Venant compléter cet accrochage, les peintures burlesques et iconoclastes de Manuel Ocampo, né en 1965 à Quezon City, aux Philippines. L’artiste, qui vit aujourd’hui à Manille et a représenté son pays à la 57ème Biennale de Venise (2017), a su développer depuis les années 1980 un langage plastique particulièrement singulier, empli d’une insolence rafraîchissante et d’une pluralité saisaissante.

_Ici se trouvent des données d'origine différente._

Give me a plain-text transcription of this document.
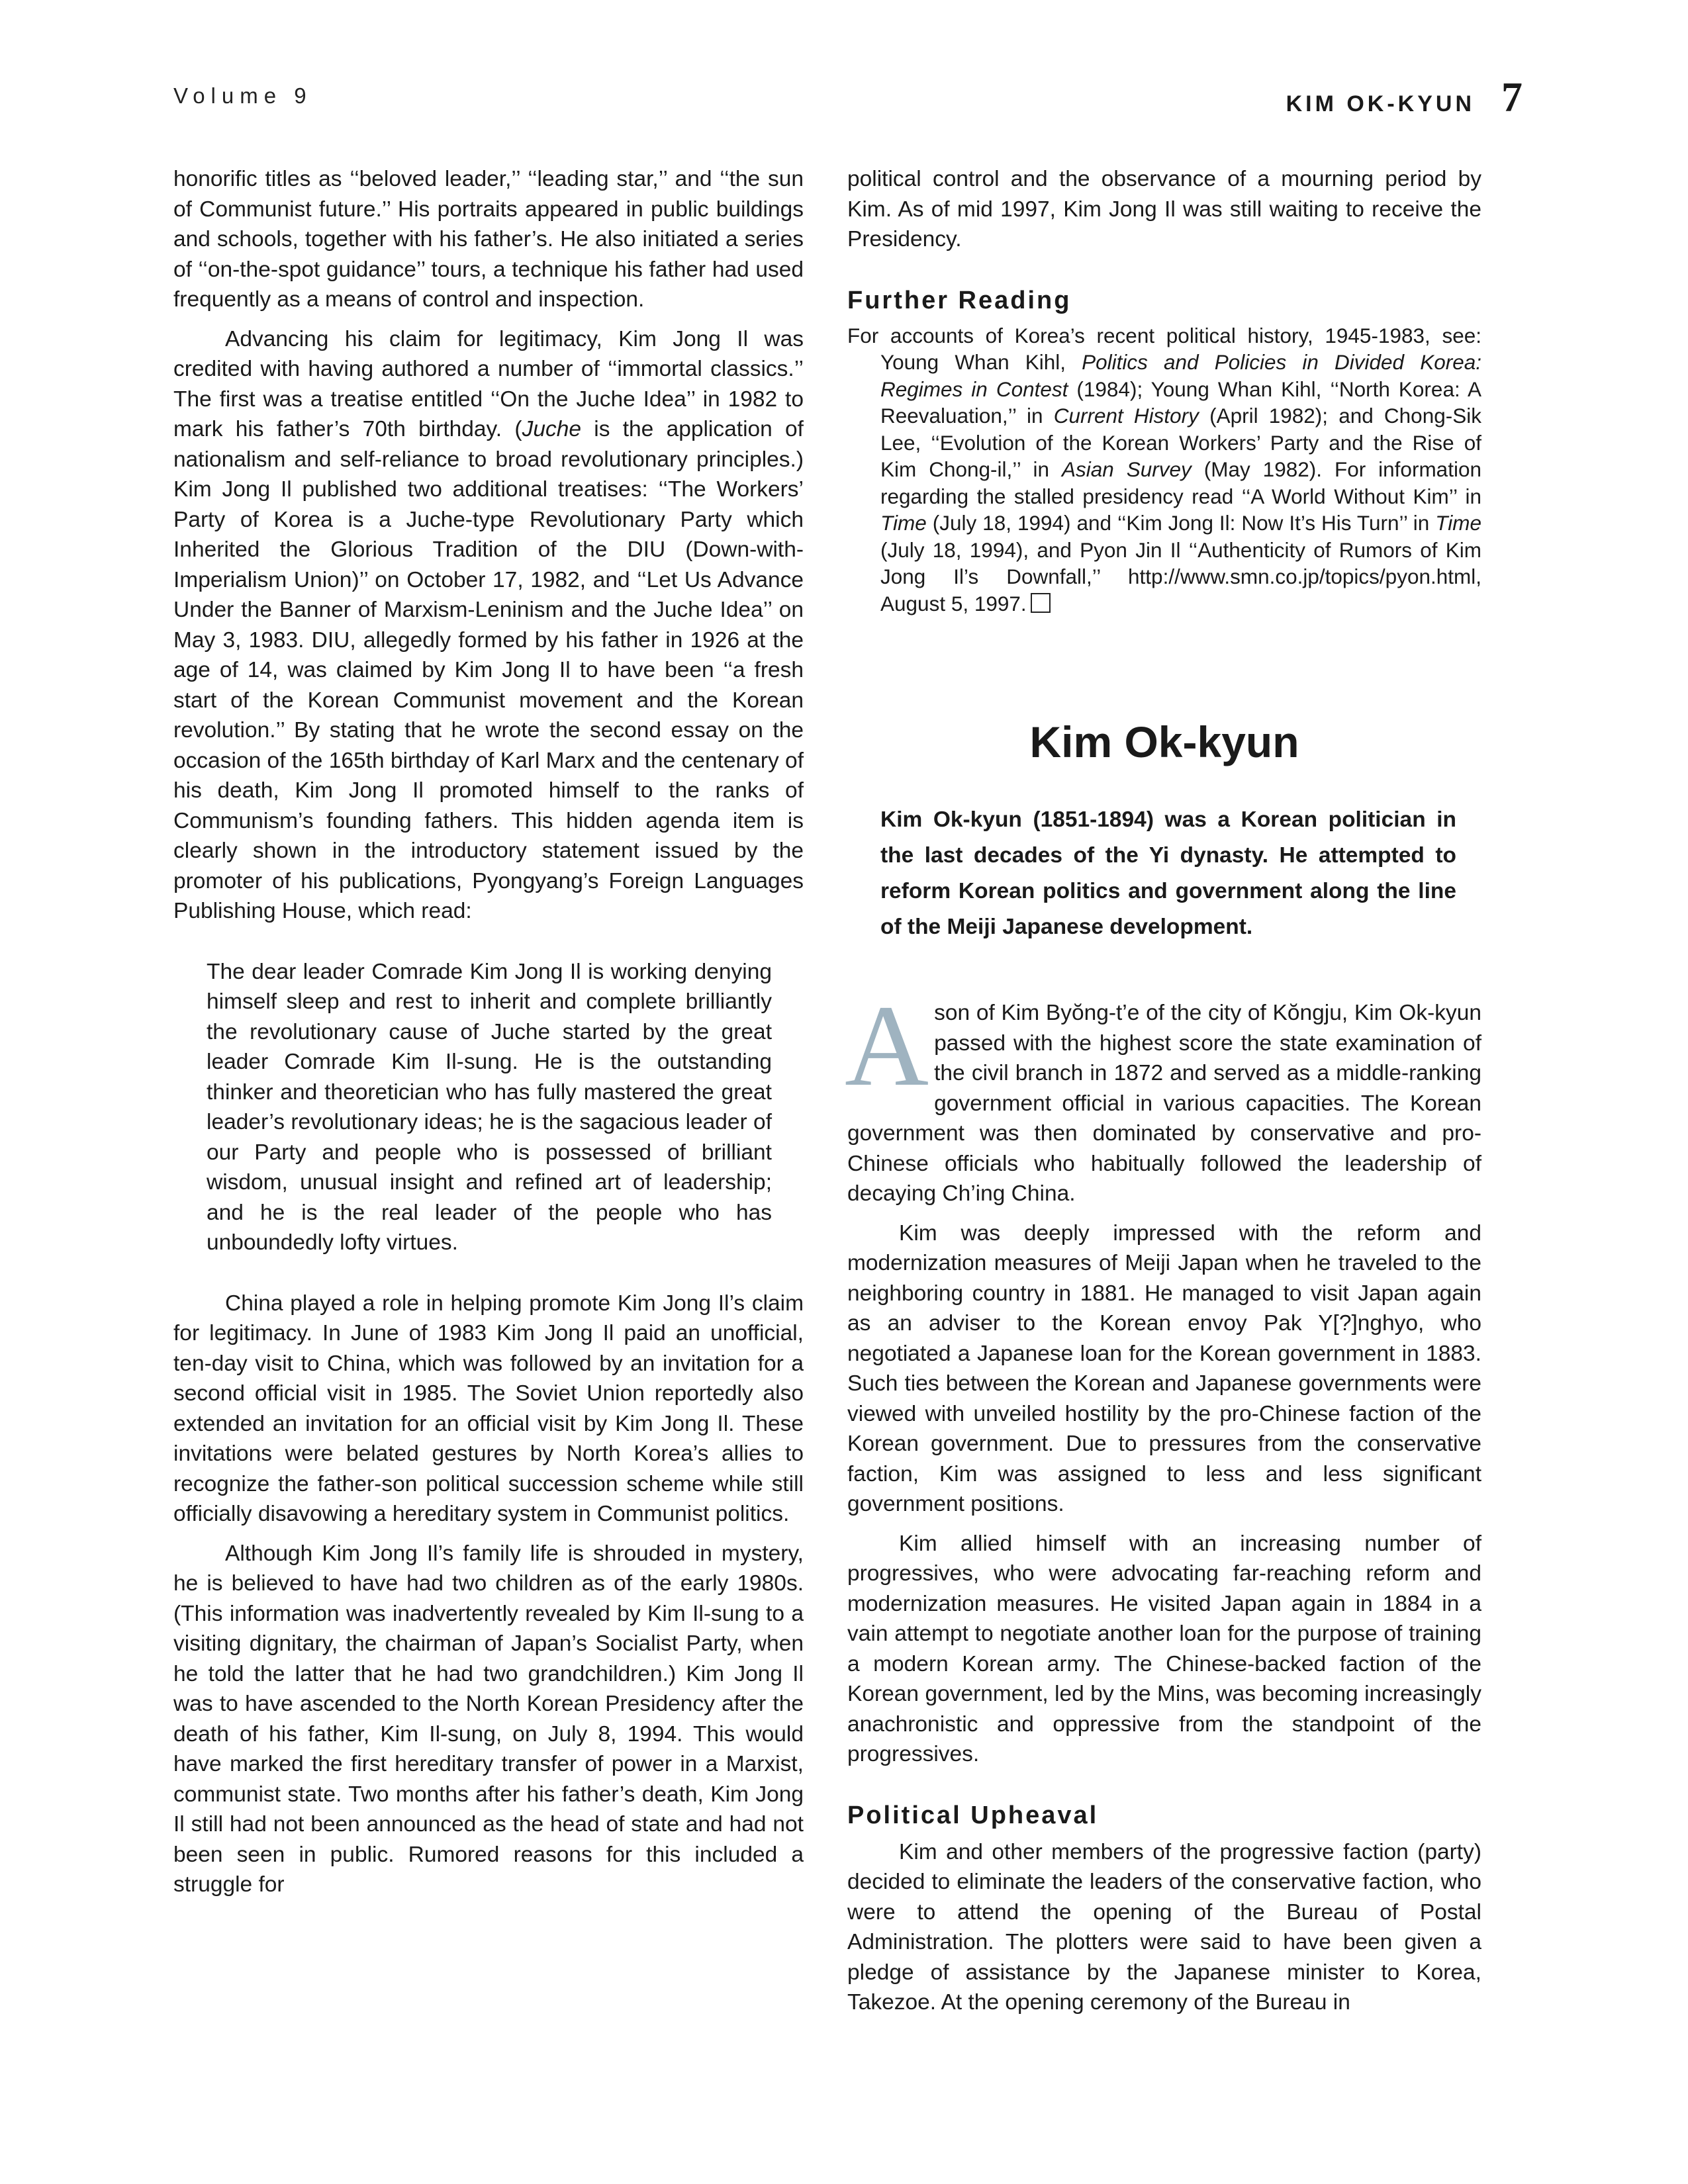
Volume 9	KIM OK-KYUN 7

honorific titles as ‘‘beloved leader,’’ ‘‘leading star,’’ and ‘‘the sun of Communist future.’’ His portraits appeared in public buildings and schools, together with his father’s. He also initiated a series of ‘‘on-the-spot guidance’’ tours, a technique his father had used frequently as a means of control and inspection.

Advancing his claim for legitimacy, Kim Jong Il was credited with having authored a number of ‘‘immortal classics.’’ The first was a treatise entitled ‘‘On the Juche Idea’’ in 1982 to mark his father’s 70th birthday. (Juche is the application of nationalism and self-reliance to broad revolutionary principles.) Kim Jong Il published two additional treatises: ‘‘The Workers’ Party of Korea is a Juche-type Revolutionary Party which Inherited the Glorious Tradition of the DIU (Down-with-Imperialism Union)’’ on October 17, 1982, and ‘‘Let Us Advance Under the Banner of Marxism-Leninism and the Juche Idea’’ on May 3, 1983. DIU, allegedly formed by his father in 1926 at the age of 14, was claimed by Kim Jong Il to have been ‘‘a fresh start of the Korean Communist movement and the Korean revolution.’’ By stating that he wrote the second essay on the occasion of the 165th birthday of Karl Marx and the centenary of his death, Kim Jong Il promoted himself to the ranks of Communism’s founding fathers. This hidden agenda item is clearly shown in the introductory statement issued by the promoter of his publications, Pyongyang’s Foreign Languages Publishing House, which read:

The dear leader Comrade Kim Jong Il is working denying himself sleep and rest to inherit and complete brilliantly the revolutionary cause of Juche started by the great leader Comrade Kim Il-sung. He is the outstanding thinker and theoretician who has fully mastered the great leader’s revolutionary ideas; he is the sagacious leader of our Party and people who is possessed of brilliant wisdom, unusual insight and refined art of leadership; and he is the real leader of the people who has unboundedly lofty virtues.

China played a role in helping promote Kim Jong Il’s claim for legitimacy. In June of 1983 Kim Jong Il paid an unofficial, ten-day visit to China, which was followed by an invitation for a second official visit in 1985. The Soviet Union reportedly also extended an invitation for an official visit by Kim Jong Il. These invitations were belated gestures by North Korea’s allies to recognize the father-son political succession scheme while still officially disavowing a hereditary system in Communist politics.

Although Kim Jong Il’s family life is shrouded in mystery, he is believed to have had two children as of the early 1980s. (This information was inadvertently revealed by Kim Il-sung to a visiting dignitary, the chairman of Japan’s Socialist Party, when he told the latter that he had two grandchildren.) Kim Jong Il was to have ascended to the North Korean Presidency after the death of his father, Kim Il-sung, on July 8, 1994. This would have marked the first hereditary transfer of power in a Marxist, communist state. Two months after his father’s death, Kim Jong Il still had not been announced as the head of state and had not been seen in public. Rumored reasons for this included a struggle for

political control and the observance of a mourning period by Kim. As of mid 1997, Kim Jong Il was still waiting to receive the Presidency.

Further Reading

For accounts of Korea’s recent political history, 1945-1983, see: Young Whan Kihl, Politics and Policies in Divided Korea: Regimes in Contest (1984); Young Whan Kihl, ‘‘North Korea: A Reevaluation,’’ in Current History (April 1982); and Chong-Sik Lee, ‘‘Evolution of the Korean Workers’ Party and the Rise of Kim Chong-il,’’ in Asian Survey (May 1982). For information regarding the stalled presidency read ‘‘A World Without Kim’’ in Time (July 18, 1994) and ‘‘Kim Jong Il: Now It’s His Turn’’ in Time (July 18, 1994), and Pyon Jin Il ‘‘Authenticity of Rumors of Kim Jong Il’s Downfall,’’ http://www.smn.co.jp/topics/pyon.html, August 5, 1997.

Kim Ok-kyun

Kim Ok-kyun (1851-1894) was a Korean politician in the last decades of the Yi dynasty. He attempted to reform Korean politics and government along the line of the Meiji Japanese development.

A son of Kim Byŏng-t’e of the city of Kŏngju, Kim Ok-kyun passed with the highest score the state examination of the civil branch in 1872 and served as a middle-ranking government official in various capacities. The Korean government was then dominated by conservative and pro-Chinese officials who habitually followed the leadership of decaying Ch’ing China.

Kim was deeply impressed with the reform and modernization measures of Meiji Japan when he traveled to the neighboring country in 1881. He managed to visit Japan again as an adviser to the Korean envoy Pak Y[?]nghyo, who negotiated a Japanese loan for the Korean government in 1883. Such ties between the Korean and Japanese governments were viewed with unveiled hostility by the pro-Chinese faction of the Korean government. Due to pressures from the conservative faction, Kim was assigned to less and less significant government positions.

Kim allied himself with an increasing number of progressives, who were advocating far-reaching reform and modernization measures. He visited Japan again in 1884 in a vain attempt to negotiate another loan for the purpose of training a modern Korean army. The Chinese-backed faction of the Korean government, led by the Mins, was becoming increasingly anachronistic and oppressive from the standpoint of the progressives.

Political Upheaval

Kim and other members of the progressive faction (party) decided to eliminate the leaders of the conservative faction, who were to attend the opening of the Bureau of Postal Administration. The plotters were said to have been given a pledge of assistance by the Japanese minister to Korea, Takezoe. At the opening ceremony of the Bureau in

Se mêlent dans son oeuvre des symboles issus de l’iconographie colonialiste, de l’art populaire, de la civilisation judéo-chrétienne, du catholicisme espagnol, de la culture underground de Manille, de l’art naif, des comics, graffitis et ex-votos mexicains, ou encore de la science-fiction - le tout conjugué dans des compositions subversives et parodiques, dadaïstes dans l’âme.